# Thread: This parabola question baffles me!

1. ## This parabola question baffles me!

A very good day to everyone here.

I would like you to help me solve this question:

What I don't understand:
Candidly, I don't know how to do this whole question. All I know is that the quadratic formula is $y=ax^2+bx+c$. But how can this formula be applied in finding $p$?

2. You know point A is (0,8)

Substitute x = 0, y = 8, into the equation of the graph, y = (x+p)(2-x) and solve for p. Once you have p, you can solve the rest.

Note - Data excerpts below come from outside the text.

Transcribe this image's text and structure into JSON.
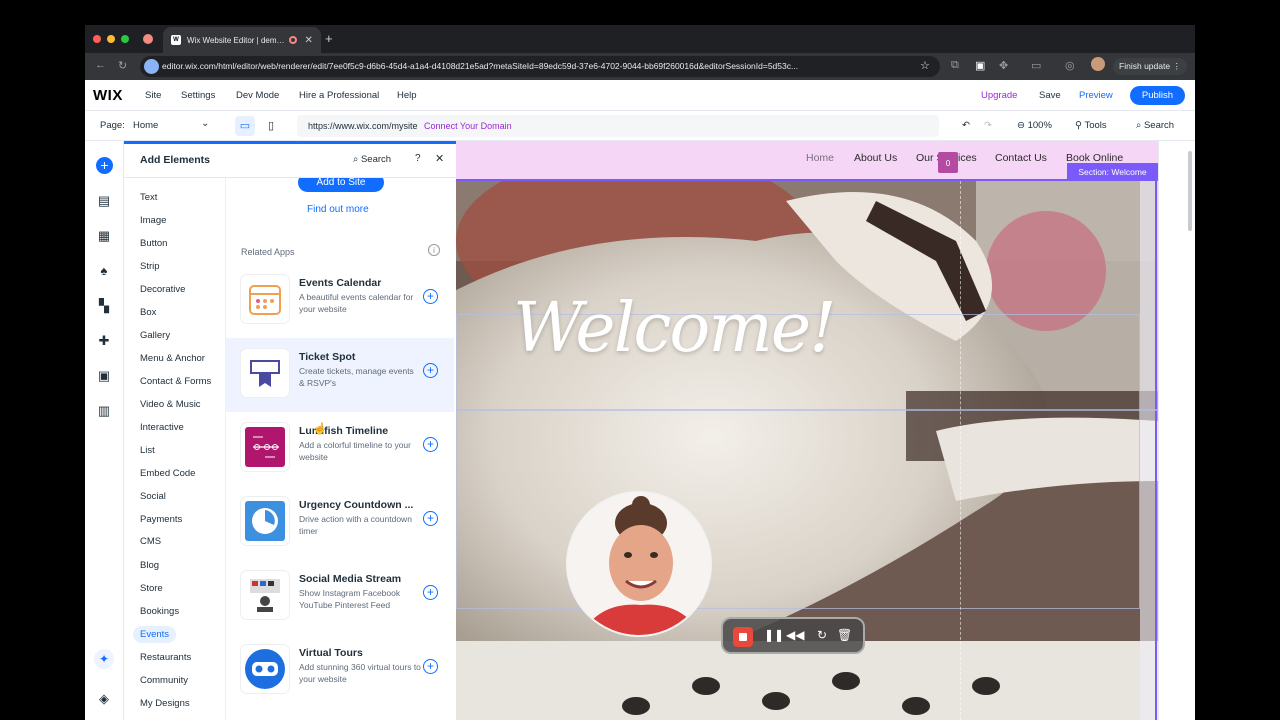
{
  "browser": {
    "tab_title": "Wix Website Editor | dem…",
    "url": "editor.wix.com/html/editor/web/renderer/edit/7ee0f5c9-d6b6-45d4-a1a4-d4108d21e5ad?metaSiteId=89edc59d-37e6-4702-9044-bb69f260016d&editorSessionId=5d53c...",
    "finish_update": "Finish update"
  },
  "topbar": {
    "logo": "WIX",
    "menu": [
      "Site",
      "Settings",
      "Dev Mode",
      "Hire a Professional",
      "Help"
    ],
    "upgrade": "Upgrade",
    "save": "Save",
    "preview": "Preview",
    "publish": "Publish"
  },
  "toolbar": {
    "page_label": "Page:",
    "page_value": "Home",
    "site_url": "https://www.wix.com/mysite",
    "connect_domain": "Connect Your Domain",
    "zoom": "100%",
    "tools": "Tools",
    "search": "Search"
  },
  "panel": {
    "title": "Add Elements",
    "search": "Search",
    "help": "?",
    "categories": [
      "Text",
      "Image",
      "Button",
      "Strip",
      "Decorative",
      "Box",
      "Gallery",
      "Menu & Anchor",
      "Contact & Forms",
      "Video & Music",
      "Interactive",
      "List",
      "Embed Code",
      "Social",
      "Payments",
      "CMS",
      "Blog",
      "Store",
      "Bookings",
      "Events",
      "Restaurants",
      "Community",
      "My Designs"
    ],
    "selected_category": "Events",
    "add_to_site": "Add to Site",
    "find_out_more": "Find out more",
    "related_apps_label": "Related Apps",
    "apps": [
      {
        "name": "Events Calendar",
        "desc": "A beautiful events calendar for your website"
      },
      {
        "name": "Ticket Spot",
        "desc": "Create tickets, manage events & RSVP's"
      },
      {
        "name": "Lumifish Timeline",
        "desc": "Add a colorful timeline to your website"
      },
      {
        "name": "Urgency Countdown ...",
        "desc": "Drive action with a countdown timer"
      },
      {
        "name": "Social Media Stream",
        "desc": "Show Instagram Facebook YouTube Pinterest Feed"
      },
      {
        "name": "Virtual Tours",
        "desc": "Add stunning 360 virtual tours to your website"
      }
    ]
  },
  "site": {
    "nav": [
      "Home",
      "About Us",
      "Our Services",
      "Contact Us",
      "Book Online"
    ],
    "cart_count": "0",
    "section_label": "Section: Welcome",
    "heading": "Welcome!"
  },
  "colors": {
    "accent": "#116dff",
    "upgrade": "#9a27d5",
    "header_bg": "#f6d6f6",
    "section_purple": "#7a5af8"
  }
}
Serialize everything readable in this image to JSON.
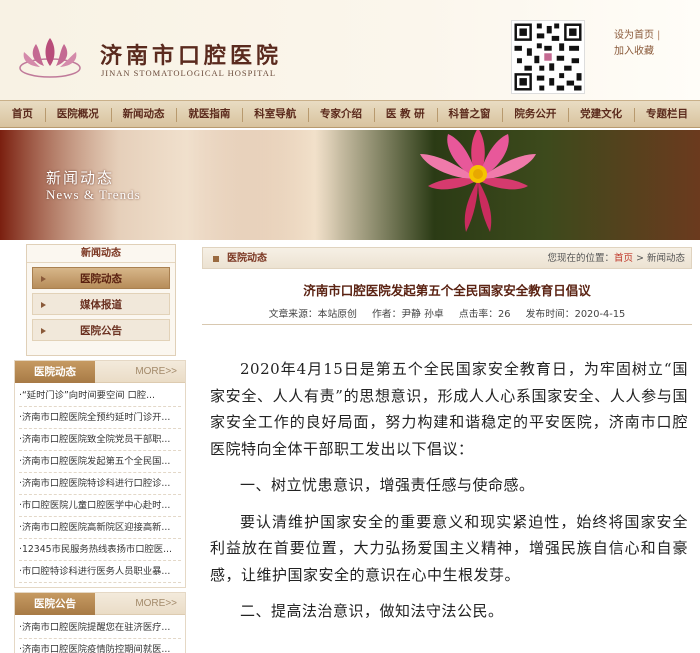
{
  "header": {
    "hospital_name": "济南市口腔医院",
    "hospital_name_en": "JINAN STOMATOLOGICAL HOSPITAL",
    "links": [
      "设为首页",
      "加入收藏"
    ]
  },
  "nav": {
    "items": [
      "首页",
      "医院概况",
      "新闻动态",
      "就医指南",
      "科室导航",
      "专家介绍",
      "医 教 研",
      "科普之窗",
      "院务公开",
      "党建文化",
      "专题栏目"
    ]
  },
  "banner": {
    "title": "新闻动态",
    "subtitle": "News & Trends"
  },
  "sidenav": {
    "title": "新闻动态",
    "items": [
      "医院动态",
      "媒体报道",
      "医院公告"
    ],
    "active_index": 0
  },
  "news_box": {
    "title": "医院动态",
    "more": "MORE>>",
    "items": [
      "·“延时门诊”向时间要空间 口腔...",
      "·济南市口腔医院全预约延时门诊开...",
      "·济南市口腔医院致全院党员干部职...",
      "·济南市口腔医院发起第五个全民国...",
      "·济南市口腔医院特诊科进行口腔诊...",
      "·市口腔医院儿童口腔医学中心赴时...",
      "·济南市口腔医院高新院区迎接高新...",
      "·12345市民服务热线表扬市口腔医...",
      "·市口腔特诊科进行医务人员职业暴..."
    ]
  },
  "notice_box": {
    "title": "医院公告",
    "more": "MORE>>",
    "items": [
      "·济南市口腔医院提醒您在驻济医疗...",
      "·济南市口腔医院疫情防控期间就医..."
    ]
  },
  "breadcrumb": {
    "section": "医院动态",
    "prefix": "您现在的位置：",
    "home": "首页",
    "sep": " > ",
    "current": "新闻动态"
  },
  "article": {
    "title": "济南市口腔医院发起第五个全民国家安全教育日倡议",
    "source": "文章来源：本站原创",
    "author": "作者：尹静 孙卓",
    "hits": "点击率：26",
    "date": "发布时间：2020-4-15",
    "paragraphs": [
      "2020年4月15日是第五个全民国家安全教育日，为牢固树立“国家安全、人人有责”的思想意识，形成人人心系国家安全、人人参与国家安全工作的良好局面，努力构建和谐稳定的平安医院，济南市口腔医院特向全体干部职工发出以下倡议：",
      "一、树立忧患意识，增强责任感与使命感。",
      "要认清维护国家安全的重要意义和现实紧迫性，始终将国家安全利益放在首要位置，大力弘扬爱国主义精神，增强民族自信心和自豪感，让维护国家安全的意识在心中生根发芽。",
      "二、提高法治意识，做知法守法公民。"
    ]
  },
  "colors": {
    "brand": "#5a2a1e",
    "accent": "#b78d5a",
    "link_red": "#c0392b"
  }
}
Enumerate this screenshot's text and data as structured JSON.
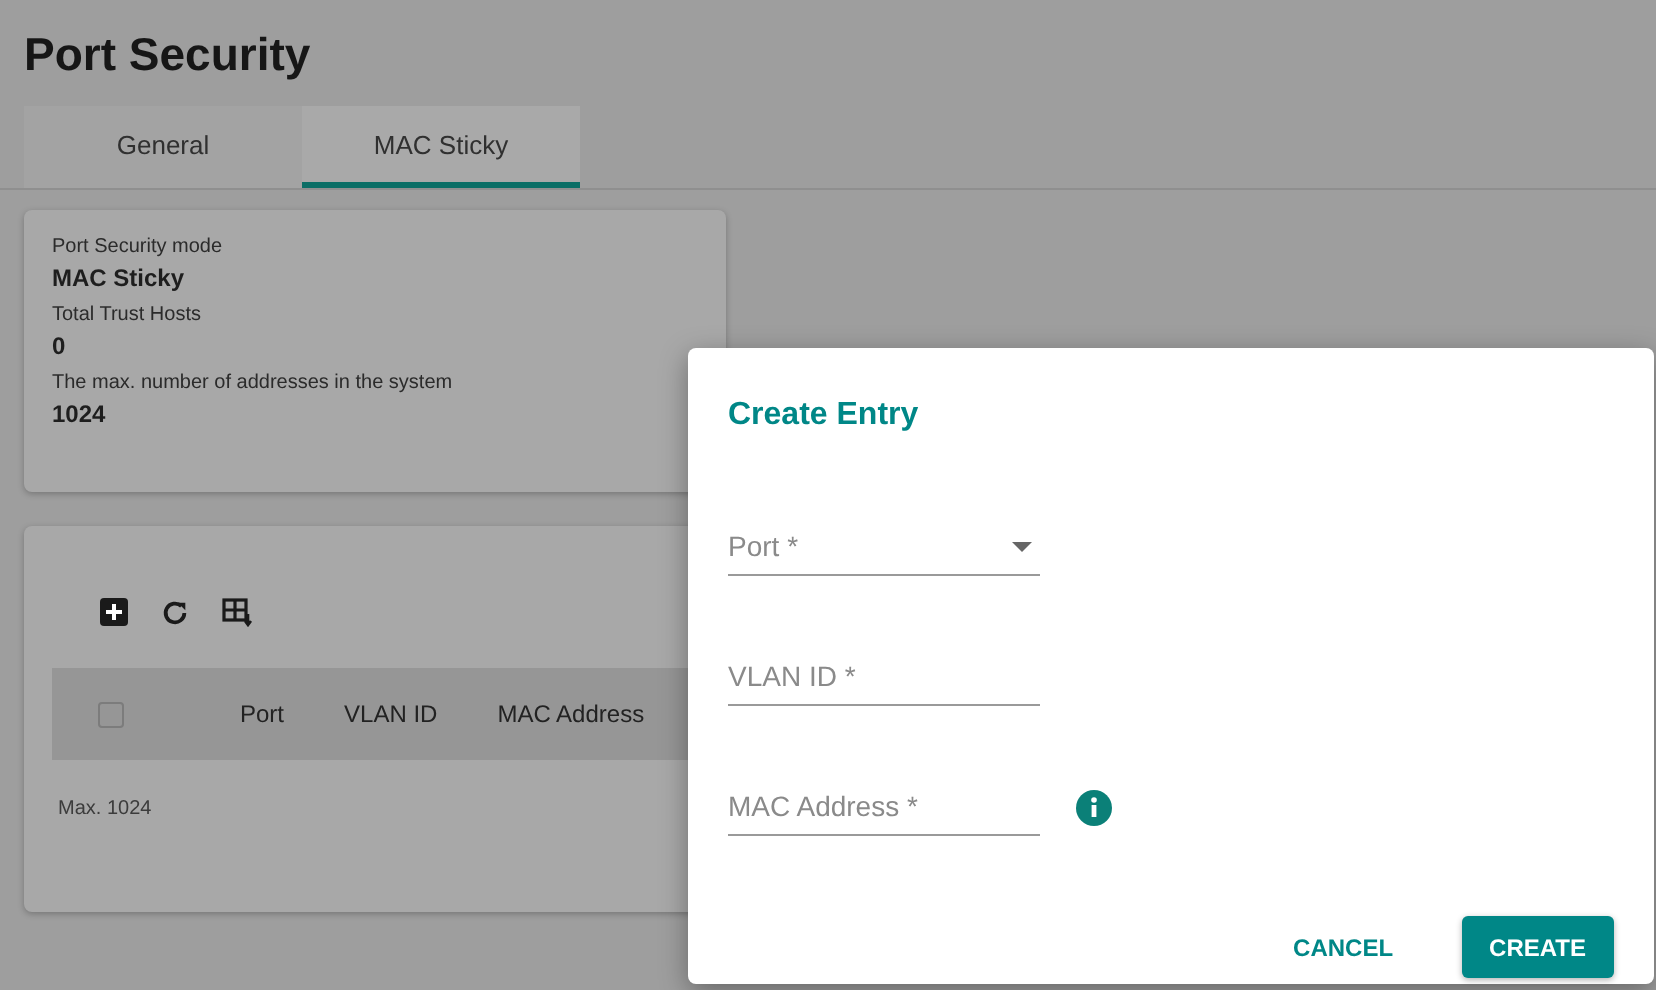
{
  "page": {
    "title": "Port Security"
  },
  "tabs": [
    {
      "label": "General",
      "selected": false
    },
    {
      "label": "MAC Sticky",
      "selected": true
    }
  ],
  "summary": [
    {
      "label": "Port Security mode",
      "value": "MAC Sticky"
    },
    {
      "label": "Total Trust Hosts",
      "value": "0"
    },
    {
      "label": "The max. number of addresses in the system",
      "value": "1024"
    }
  ],
  "table": {
    "select_all": {
      "checked": false
    },
    "columns": [
      "Port",
      "VLAN ID",
      "MAC Address"
    ],
    "footer": "Max. 1024"
  },
  "dialog": {
    "title": "Create Entry",
    "fields": [
      {
        "kind": "select",
        "placeholder": "Port *"
      },
      {
        "kind": "text",
        "placeholder": "VLAN ID *"
      },
      {
        "kind": "info",
        "placeholder": "MAC Address *"
      }
    ],
    "buttons": [
      {
        "label": "CANCEL",
        "kind": "text"
      },
      {
        "label": "CREATE",
        "kind": "primary"
      }
    ]
  }
}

3. Hello Educated, here's my working for (a)

$
y = (x+p)(2-x)$

$8=(0+p)(2-0)$

$8= 2p$

$p= 4$

What are the coordinates of point B?
The question doesn't state any value for x nor y. It's so tough.

4. Now that you have the equation, do you know how to find the roots of an equation? To make y = 0?

$y = (x+4)(2-x)$

If x = 2, y = 0. This one is given for you, it's point c.
If x = ..., y = 0. This one you can solve yourself.

Solve the second root and that's the x-coordinates for b.

5. Oh, I see, so I'll take $y$ as $0$, hence-
$
0 = (x+4)(2-x)$

$x+4 =0$ or $2-x+0$

$x=-4$ or $x=2$

Now, since the $x$ value must be negative at the point $B$,
I should reject $x=2$ and take $x=-4$ as the answer.

Also, the $y$ value at point $B$ must be $0$.

Hence B is (-4,0).

Now I would have to do part (c).

The line of symmetry is the midpoint of the parabola.

What am I suppose to do now?

6. Midpoint of the parabola is halfway between the 2 roots.

7. So is the line of symmetry equals to :

$\dfrac{-4+2}{2}$

$=-1$ ?

8. Yep. Remember that it's only the vertical line that can make it symmetrical.

9. Thank you so much for your help, Educated! My problem is finally solved.